La majeure partie des Espagnols en Suisse sont employés dans les secteurs de la construction, de la restauration et de l’hôtellerie. Parmi eux, Genaro Rodríguez, chef de chantier, qui vit et travaille en Suisse depuis quarante-deux ans. Ce Galicien affirme qu’il n’est pas surpris par le résultat de la votation.

«Je comprends les raisons qui ont poussé les gens à voter ‘oui’. Si j’avais le droit de vote, je crois que j’aurais fait pareil. Les autorités n’ont pas compris que ce vote était l’occasion d’exprimer un mécontentement populaire Ce qui a poussé beaucoup de Suisses à soutenir le frein à l’immigration, c’est le malaise provoqué par la diminution des salaires sans que rien n’ait été entrepris, ces dix dernières années, pour contrer ce phénomène ni résoudre les autres problèmes.»

Difficile pour les chômeurs

«Ces dernières années, cela a vraiment été difficile de trouver un emploi stable. Mon mari est au chômage et nous constatons que des travailleurs récemment immigrés, embauchés pour une durée limitée, trouvent plus facilement des places de travail», indique une Espagnole qui vit en Suisse depuis vingt ans et qui souhaite garder l’anonymat.

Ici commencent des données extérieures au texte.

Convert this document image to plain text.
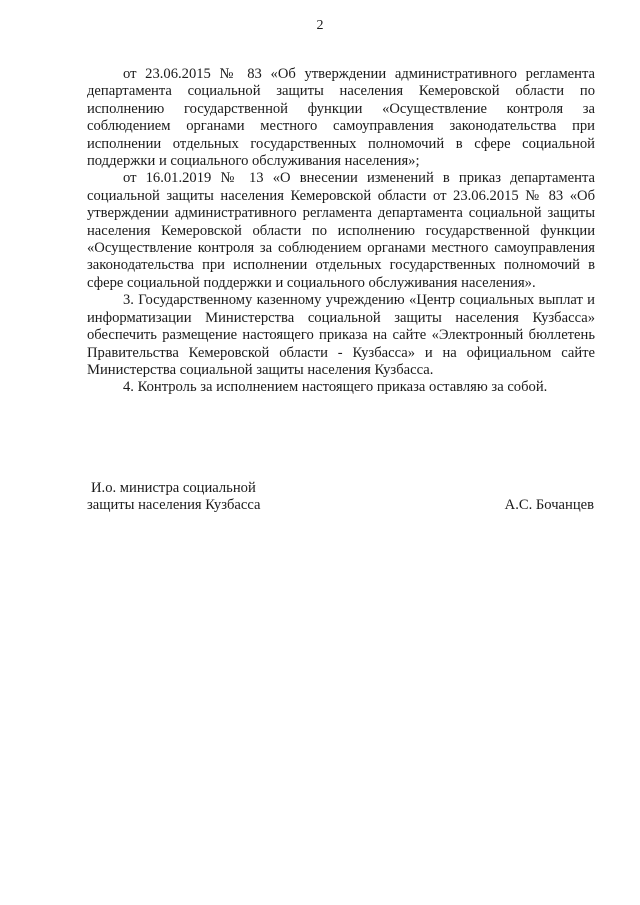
2

от 23.06.2015 № 83 «Об утверждении административного регламента департамента социальной защиты населения Кемеровской области по исполнению государственной функции «Осуществление контроля за соблюдением органами местного самоуправления законодательства при исполнении отдельных государственных полномочий в сфере социальной поддержки и социального обслуживания населения»;

от 16.01.2019 № 13 «О внесении изменений в приказ департамента социальной защиты населения Кемеровской области от 23.06.2015 № 83 «Об утверждении административного регламента департамента социальной защиты населения Кемеровской области по исполнению государственной функции «Осуществление контроля за соблюдением органами местного самоуправления законодательства при исполнении отдельных государственных полномочий в сфере социальной поддержки и социального обслуживания населения».

3. Государственному казенному учреждению «Центр социальных выплат и информатизации Министерства социальной защиты населения Кузбасса» обеспечить размещение настоящего приказа на сайте «Электронный бюллетень Правительства Кемеровской области - Кузбасса» и на официальном сайте Министерства социальной защиты населения Кузбасса.

4. Контроль за исполнением настоящего приказа оставляю за собой.

И.о. министра социальной
защиты населения Кузбасса	А.С. Бочанцев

Elle aussi estime qu’on n’a pas pris de mesures suffisantes pour pallier au fait que le taux de chômage des étrangers (6%) est trois fois plus élevé que celui des Suisses (2%). Durant leur campagne, les auteurs de l’initiative ont exploité le spectre des abus en matière d’assurance et d’assistance sociales.

Pas de solution concrète

Pour les étrangers nés en Suisse, les enfants des premiers immigrés des années 1960 ou «secondos», l’initiative n’offre aucune solution concrète. «Cela ne fera que créer de nouveaux problèmes», affirme l’association Second@s Plus.

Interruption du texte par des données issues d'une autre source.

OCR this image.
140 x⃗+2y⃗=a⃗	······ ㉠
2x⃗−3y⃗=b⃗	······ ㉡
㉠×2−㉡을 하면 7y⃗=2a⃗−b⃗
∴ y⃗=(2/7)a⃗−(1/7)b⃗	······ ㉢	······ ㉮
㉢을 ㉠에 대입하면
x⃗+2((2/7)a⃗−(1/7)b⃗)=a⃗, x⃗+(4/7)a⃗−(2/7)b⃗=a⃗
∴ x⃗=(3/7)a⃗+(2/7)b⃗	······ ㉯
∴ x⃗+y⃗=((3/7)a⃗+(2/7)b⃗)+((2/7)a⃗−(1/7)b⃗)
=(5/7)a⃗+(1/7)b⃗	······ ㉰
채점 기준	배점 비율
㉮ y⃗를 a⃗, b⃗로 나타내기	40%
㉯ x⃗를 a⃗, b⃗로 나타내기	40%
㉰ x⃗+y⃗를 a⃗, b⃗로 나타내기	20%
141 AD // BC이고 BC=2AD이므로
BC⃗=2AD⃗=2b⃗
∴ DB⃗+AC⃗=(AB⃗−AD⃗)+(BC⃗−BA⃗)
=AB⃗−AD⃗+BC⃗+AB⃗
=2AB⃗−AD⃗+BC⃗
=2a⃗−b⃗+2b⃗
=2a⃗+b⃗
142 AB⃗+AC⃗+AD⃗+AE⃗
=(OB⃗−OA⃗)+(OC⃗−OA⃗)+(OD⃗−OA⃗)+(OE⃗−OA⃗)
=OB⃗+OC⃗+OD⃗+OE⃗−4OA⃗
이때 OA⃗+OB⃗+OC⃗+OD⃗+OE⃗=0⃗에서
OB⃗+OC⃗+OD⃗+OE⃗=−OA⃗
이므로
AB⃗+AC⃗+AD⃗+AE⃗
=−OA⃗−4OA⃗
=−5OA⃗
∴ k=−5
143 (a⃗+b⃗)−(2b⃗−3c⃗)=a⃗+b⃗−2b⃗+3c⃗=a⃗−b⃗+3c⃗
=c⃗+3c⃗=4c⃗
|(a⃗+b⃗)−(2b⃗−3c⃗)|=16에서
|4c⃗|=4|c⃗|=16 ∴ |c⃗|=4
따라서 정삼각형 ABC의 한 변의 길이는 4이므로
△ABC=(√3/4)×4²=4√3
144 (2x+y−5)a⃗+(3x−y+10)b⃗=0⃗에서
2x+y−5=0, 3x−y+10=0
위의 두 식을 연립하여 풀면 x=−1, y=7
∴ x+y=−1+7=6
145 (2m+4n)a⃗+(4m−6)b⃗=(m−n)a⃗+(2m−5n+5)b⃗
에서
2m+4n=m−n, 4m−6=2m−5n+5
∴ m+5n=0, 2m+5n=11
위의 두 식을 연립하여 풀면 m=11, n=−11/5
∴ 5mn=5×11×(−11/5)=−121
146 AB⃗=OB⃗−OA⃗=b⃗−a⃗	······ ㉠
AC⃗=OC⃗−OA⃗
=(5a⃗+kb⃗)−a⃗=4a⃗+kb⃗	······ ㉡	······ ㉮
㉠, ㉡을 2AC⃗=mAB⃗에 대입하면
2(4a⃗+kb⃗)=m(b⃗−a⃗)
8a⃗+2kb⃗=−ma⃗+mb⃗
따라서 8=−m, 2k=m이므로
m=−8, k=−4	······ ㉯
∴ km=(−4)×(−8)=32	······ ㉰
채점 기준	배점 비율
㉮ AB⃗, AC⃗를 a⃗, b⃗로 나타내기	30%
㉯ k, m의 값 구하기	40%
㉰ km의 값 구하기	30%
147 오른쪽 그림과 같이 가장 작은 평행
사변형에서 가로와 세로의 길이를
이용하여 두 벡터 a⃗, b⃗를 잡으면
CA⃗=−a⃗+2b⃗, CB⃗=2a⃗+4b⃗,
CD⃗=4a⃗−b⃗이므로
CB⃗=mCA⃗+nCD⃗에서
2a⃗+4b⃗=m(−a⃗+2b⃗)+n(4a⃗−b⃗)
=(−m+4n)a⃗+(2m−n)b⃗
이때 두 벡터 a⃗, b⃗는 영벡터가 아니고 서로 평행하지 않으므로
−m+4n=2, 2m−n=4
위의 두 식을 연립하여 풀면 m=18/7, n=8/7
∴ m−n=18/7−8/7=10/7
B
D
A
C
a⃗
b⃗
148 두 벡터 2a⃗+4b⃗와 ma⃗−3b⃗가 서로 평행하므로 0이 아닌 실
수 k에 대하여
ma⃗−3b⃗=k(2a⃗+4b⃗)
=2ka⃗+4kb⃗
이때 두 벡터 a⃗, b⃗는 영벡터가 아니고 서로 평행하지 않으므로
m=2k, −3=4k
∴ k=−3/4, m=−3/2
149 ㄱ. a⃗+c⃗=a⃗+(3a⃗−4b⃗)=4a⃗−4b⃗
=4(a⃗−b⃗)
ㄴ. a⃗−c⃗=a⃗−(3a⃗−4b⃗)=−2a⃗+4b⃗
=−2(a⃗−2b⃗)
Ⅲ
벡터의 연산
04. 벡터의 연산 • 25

Un de ses membres, Daniel Ordás, relève que le succès de l’initiative s’explique par des préoccupations bien réelles: pénurie de logements, loyers trop élevés, trafic saturé, dumping salarial… Autant de problèmes qui n’existaient pas auparavant. «Les Suisses ont exprimé dans les urnes ce sentiment de peur qu’ils éprouvent face à l’arrivée de nouveaux migrants. L’initiative n’est pourtant pas un instrument adéquat pour répondre à ces inquiétudes», souligne cet avocat binational.

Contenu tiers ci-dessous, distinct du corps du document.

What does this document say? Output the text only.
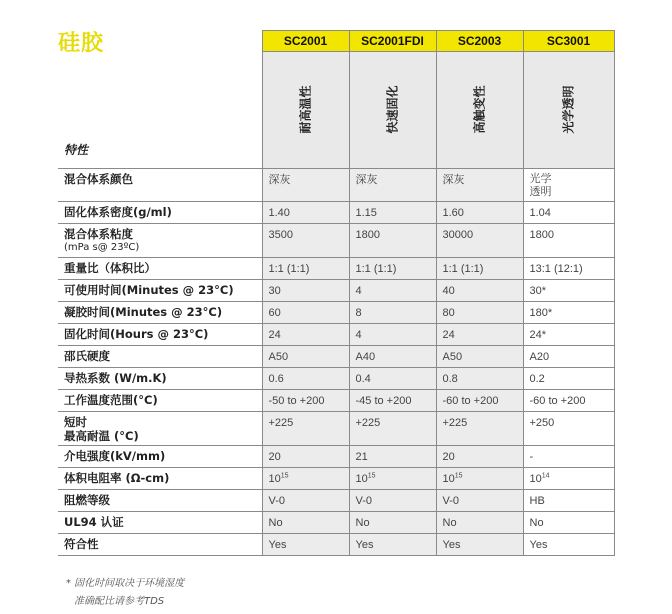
硅胶
		SC2001	SC2001FDI	SC2003	SC3001
特性	耐高温性	快速固化	高触变性	光学透明
混合体系颜色	深灰	深灰	深灰	光学
透明
固化体系密度(g/ml)	1.40	1.15	1.60	1.04
混合体系粘度
(mPa s@ 23ºC)	3500	1800	30000	1800
重量比（体积比）	1:1 (1:1)	1:1 (1:1)	1:1 (1:1)	13:1 (12:1)
可使用时间(Minutes @ 23°C)	30	4	40	30*
凝胶时间(Minutes @ 23°C)	60	8	80	180*
固化时间(Hours @ 23°C)	24	4	24	24*
邵氏硬度	A50	A40	A50	A20
导热系数 (W/m.K)	0.6	0.4	0.8	0.2
工作温度范围(°C)	-50 to +200	-45 to +200	-60 to +200	-60 to +200
短时
最高耐温 (°C)	+225	+225	+225	+250
介电强度(kV/mm)	20	21	20	-
体积电阻率 (Ω-cm)	$10^{15}$	$10^{15}$	$10^{15}$	$10^{14}$
阻燃等级	V-0	V-0	V-0	HB
UL94 认证	No	No	No	No
符合性	Yes	Yes	Yes	Yes
* 固化时间取决于环境湿度
准确配比请参考TDS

Et d’ajouter, pour rassurer ses compatriotes: «En substance, ce vote ne changera rien parce que le marché suisse du travail continuera à avoir besoin de main-d’œuvre étrangère».

L’image de la Suisse

Daniel Ordás doit donner prochainement une conférence à l’Université de Barcelone pour présenter la «Réforme 13», un projet de modification de la Constitution espagnole qui s’inspire de certaines particularités de la démocratie directe helvétique. Il est convaincu qu’il devra, à cette occasion, répondre à de nombreuses questions sur la votation du 9 février.

«Différents médias espagnols m’ont contacté ces jours parce qu’ils souhaitent participer à la conférence et s’entretenir avec moi. La votation contre l’immigration a accru l’intérêt pour la démocratie directe et les possibilités qu’elle offre aux citoyens.»

Et pourtant, tout le monde ne voit pas d’un bon œil cet instrument politique. Il est donc nécessaire d’expliquer les conditions qui ont permis à l’initiative de l’UDC de passer, soutient Daniel Ordás. «Il faut faire attention à l’image de la Suisse parce que, ces derniers jours, ce modèle de démocratie directe est injustement taxé d’égoïsme.»